Corollary 5.3.1.22. Let $U: \operatorname{\mathcal{E}}\rightarrow \operatorname{\mathcal{C}}$ be a cocartesian fibration of $\infty $-categories, let $U': \operatorname{\mathcal{E}}' \rightarrow \operatorname{\mathcal{C}}$ be a left fibration of $\infty $-categories, and let $X$ be an initial object of $\operatorname{\mathcal{E}}'$. Then evaluation at $X$ induces a trivial Kan fibration of $\infty $-categories
$\Newextarrow{\xhookrightarrow}{10,10}{0x21AA}$
\[ \operatorname{ev}_{X}: \operatorname{Fun}_{ / \operatorname{\mathcal{C}}}^{\operatorname{CCart}}( \operatorname{\mathcal{E}}', \operatorname{\mathcal{E}}) \rightarrow \{ X\} \times _{\operatorname{\mathcal{C}}} \operatorname{\mathcal{E}}. \]
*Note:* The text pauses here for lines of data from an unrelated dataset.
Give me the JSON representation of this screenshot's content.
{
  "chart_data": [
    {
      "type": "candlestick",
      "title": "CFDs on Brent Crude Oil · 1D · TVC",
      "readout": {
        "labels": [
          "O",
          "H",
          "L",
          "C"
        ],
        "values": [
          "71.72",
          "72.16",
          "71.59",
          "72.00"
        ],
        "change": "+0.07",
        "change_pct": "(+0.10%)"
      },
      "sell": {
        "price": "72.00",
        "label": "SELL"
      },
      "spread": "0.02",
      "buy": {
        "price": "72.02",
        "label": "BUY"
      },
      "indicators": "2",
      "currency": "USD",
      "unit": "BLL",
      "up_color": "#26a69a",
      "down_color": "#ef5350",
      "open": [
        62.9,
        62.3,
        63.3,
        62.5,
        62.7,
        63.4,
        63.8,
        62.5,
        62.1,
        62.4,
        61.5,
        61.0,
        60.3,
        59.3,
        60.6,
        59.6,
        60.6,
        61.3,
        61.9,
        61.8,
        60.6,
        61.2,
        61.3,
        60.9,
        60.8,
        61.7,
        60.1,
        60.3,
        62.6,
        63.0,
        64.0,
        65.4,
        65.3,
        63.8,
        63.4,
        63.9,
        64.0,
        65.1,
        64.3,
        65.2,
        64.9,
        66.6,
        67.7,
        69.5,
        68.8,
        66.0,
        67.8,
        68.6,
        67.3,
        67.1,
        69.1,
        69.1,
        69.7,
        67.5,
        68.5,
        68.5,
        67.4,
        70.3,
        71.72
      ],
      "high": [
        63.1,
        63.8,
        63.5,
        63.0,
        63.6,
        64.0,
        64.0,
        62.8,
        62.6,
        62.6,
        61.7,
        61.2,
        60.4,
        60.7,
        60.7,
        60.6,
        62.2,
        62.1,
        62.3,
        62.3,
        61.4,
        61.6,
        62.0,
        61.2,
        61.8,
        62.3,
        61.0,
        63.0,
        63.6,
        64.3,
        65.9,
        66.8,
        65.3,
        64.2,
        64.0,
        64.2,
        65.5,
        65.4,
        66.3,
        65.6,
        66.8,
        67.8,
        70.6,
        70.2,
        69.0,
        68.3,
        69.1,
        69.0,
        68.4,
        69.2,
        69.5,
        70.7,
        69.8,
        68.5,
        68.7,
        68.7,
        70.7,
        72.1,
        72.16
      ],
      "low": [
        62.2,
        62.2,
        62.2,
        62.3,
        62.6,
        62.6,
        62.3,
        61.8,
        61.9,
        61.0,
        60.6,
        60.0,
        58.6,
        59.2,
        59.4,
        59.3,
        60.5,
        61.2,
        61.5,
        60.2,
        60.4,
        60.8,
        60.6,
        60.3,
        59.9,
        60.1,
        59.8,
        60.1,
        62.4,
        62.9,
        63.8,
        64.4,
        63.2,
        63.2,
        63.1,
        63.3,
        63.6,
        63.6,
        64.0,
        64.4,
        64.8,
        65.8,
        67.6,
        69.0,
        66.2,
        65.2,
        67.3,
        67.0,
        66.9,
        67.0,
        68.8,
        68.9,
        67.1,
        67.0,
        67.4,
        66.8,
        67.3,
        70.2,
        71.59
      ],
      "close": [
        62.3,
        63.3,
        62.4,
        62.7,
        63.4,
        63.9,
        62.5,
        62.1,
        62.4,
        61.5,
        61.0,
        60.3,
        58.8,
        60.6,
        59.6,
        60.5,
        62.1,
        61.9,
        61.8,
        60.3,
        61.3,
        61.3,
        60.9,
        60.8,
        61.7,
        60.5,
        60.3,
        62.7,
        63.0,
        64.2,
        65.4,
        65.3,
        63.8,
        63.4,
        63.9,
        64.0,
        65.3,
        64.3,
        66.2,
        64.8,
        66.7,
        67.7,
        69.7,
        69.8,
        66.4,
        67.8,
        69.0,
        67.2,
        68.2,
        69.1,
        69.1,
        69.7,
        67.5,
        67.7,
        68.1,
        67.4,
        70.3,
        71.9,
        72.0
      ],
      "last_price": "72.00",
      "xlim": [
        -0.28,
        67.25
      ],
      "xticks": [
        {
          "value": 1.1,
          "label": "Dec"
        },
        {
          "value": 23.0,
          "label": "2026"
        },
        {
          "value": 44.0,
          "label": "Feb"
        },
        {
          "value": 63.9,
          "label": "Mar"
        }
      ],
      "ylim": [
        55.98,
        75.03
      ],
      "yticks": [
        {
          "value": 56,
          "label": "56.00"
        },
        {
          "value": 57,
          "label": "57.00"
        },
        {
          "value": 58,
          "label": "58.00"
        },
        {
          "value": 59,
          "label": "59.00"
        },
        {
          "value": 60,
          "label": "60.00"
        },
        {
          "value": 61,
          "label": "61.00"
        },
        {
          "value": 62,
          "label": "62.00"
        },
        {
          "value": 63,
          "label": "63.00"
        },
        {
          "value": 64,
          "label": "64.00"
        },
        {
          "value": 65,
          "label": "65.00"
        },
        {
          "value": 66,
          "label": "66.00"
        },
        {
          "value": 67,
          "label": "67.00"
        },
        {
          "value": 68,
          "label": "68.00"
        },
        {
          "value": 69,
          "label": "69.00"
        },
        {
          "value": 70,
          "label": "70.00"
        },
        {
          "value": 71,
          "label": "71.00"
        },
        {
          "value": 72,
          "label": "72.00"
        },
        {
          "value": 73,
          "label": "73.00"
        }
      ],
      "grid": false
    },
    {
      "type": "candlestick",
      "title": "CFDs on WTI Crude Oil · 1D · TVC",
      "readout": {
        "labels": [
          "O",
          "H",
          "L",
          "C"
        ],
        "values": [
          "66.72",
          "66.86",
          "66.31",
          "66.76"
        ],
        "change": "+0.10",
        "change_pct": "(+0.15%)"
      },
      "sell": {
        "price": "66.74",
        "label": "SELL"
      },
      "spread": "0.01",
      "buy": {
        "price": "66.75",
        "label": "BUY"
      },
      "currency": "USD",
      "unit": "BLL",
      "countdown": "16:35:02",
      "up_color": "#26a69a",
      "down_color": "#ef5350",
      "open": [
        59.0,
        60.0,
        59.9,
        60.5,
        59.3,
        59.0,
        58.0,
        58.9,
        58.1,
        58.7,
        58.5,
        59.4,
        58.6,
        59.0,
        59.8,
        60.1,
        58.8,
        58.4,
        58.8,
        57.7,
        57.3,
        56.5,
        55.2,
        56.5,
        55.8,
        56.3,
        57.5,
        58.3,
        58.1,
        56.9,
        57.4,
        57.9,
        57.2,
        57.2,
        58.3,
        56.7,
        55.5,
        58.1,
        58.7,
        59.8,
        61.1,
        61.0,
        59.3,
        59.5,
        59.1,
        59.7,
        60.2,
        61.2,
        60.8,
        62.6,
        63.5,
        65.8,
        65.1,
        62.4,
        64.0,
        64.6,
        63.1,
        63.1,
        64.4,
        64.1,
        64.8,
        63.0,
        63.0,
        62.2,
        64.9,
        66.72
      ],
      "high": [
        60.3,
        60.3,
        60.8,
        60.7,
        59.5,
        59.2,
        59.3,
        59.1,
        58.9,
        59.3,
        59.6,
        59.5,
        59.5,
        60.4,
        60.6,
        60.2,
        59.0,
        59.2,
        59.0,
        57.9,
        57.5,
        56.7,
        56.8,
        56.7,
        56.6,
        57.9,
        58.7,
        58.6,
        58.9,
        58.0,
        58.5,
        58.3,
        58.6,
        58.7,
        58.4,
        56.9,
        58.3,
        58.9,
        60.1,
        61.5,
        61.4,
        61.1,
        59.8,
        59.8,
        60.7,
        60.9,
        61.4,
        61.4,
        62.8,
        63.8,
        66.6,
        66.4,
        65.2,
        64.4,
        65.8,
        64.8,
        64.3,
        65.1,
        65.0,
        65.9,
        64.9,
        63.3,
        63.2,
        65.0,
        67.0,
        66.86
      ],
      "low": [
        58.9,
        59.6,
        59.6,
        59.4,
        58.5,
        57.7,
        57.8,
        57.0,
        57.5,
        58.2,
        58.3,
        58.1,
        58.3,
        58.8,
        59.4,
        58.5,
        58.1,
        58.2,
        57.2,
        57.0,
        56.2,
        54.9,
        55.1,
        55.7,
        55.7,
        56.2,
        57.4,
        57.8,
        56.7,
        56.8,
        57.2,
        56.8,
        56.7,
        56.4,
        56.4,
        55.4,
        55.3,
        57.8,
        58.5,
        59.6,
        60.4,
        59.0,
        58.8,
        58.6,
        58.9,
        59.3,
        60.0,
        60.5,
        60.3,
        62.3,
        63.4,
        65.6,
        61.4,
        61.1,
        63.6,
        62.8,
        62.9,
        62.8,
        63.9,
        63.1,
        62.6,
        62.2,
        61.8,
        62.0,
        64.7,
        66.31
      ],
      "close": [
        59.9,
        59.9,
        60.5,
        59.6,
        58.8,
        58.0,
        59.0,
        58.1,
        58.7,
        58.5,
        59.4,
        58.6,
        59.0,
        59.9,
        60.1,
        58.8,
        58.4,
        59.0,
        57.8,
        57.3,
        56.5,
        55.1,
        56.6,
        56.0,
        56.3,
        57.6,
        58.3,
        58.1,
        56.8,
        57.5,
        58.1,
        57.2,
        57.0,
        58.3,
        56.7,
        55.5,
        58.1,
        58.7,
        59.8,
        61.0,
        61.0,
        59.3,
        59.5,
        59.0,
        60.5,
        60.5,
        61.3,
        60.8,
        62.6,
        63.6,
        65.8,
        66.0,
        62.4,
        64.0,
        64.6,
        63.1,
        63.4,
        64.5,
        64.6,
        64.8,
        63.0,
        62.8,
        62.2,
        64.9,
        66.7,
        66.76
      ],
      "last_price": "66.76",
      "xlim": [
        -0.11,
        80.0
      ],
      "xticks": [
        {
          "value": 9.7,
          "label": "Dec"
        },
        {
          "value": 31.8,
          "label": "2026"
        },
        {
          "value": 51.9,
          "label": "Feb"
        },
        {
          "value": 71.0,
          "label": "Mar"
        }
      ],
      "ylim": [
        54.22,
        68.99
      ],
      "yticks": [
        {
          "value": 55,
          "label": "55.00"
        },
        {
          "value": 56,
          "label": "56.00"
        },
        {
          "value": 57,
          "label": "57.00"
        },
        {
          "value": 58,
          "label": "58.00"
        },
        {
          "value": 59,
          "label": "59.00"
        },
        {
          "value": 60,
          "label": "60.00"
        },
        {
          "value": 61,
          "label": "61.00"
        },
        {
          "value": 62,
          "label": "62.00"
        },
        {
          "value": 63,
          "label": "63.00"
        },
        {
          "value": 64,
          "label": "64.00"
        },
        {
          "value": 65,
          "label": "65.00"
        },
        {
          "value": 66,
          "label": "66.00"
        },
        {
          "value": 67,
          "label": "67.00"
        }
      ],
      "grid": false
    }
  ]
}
Proof. By virtue of Remark 5.3.1.13, we can replace $U$ by the projection map $\operatorname{\mathcal{E}}' \times _{\operatorname{\mathcal{C}}} \operatorname{\mathcal{E}}\rightarrow \operatorname{\mathcal{E}}'$ and thereby reduce to the case where $U'$ is the identity map. In this case, the desired result follows from Proposition 5.3.1.21, since the inclusion map $\{ X\} \hookrightarrow \operatorname{\mathcal{E}}'$ is left anodyne (Corollary 4.6.7.24). $\square$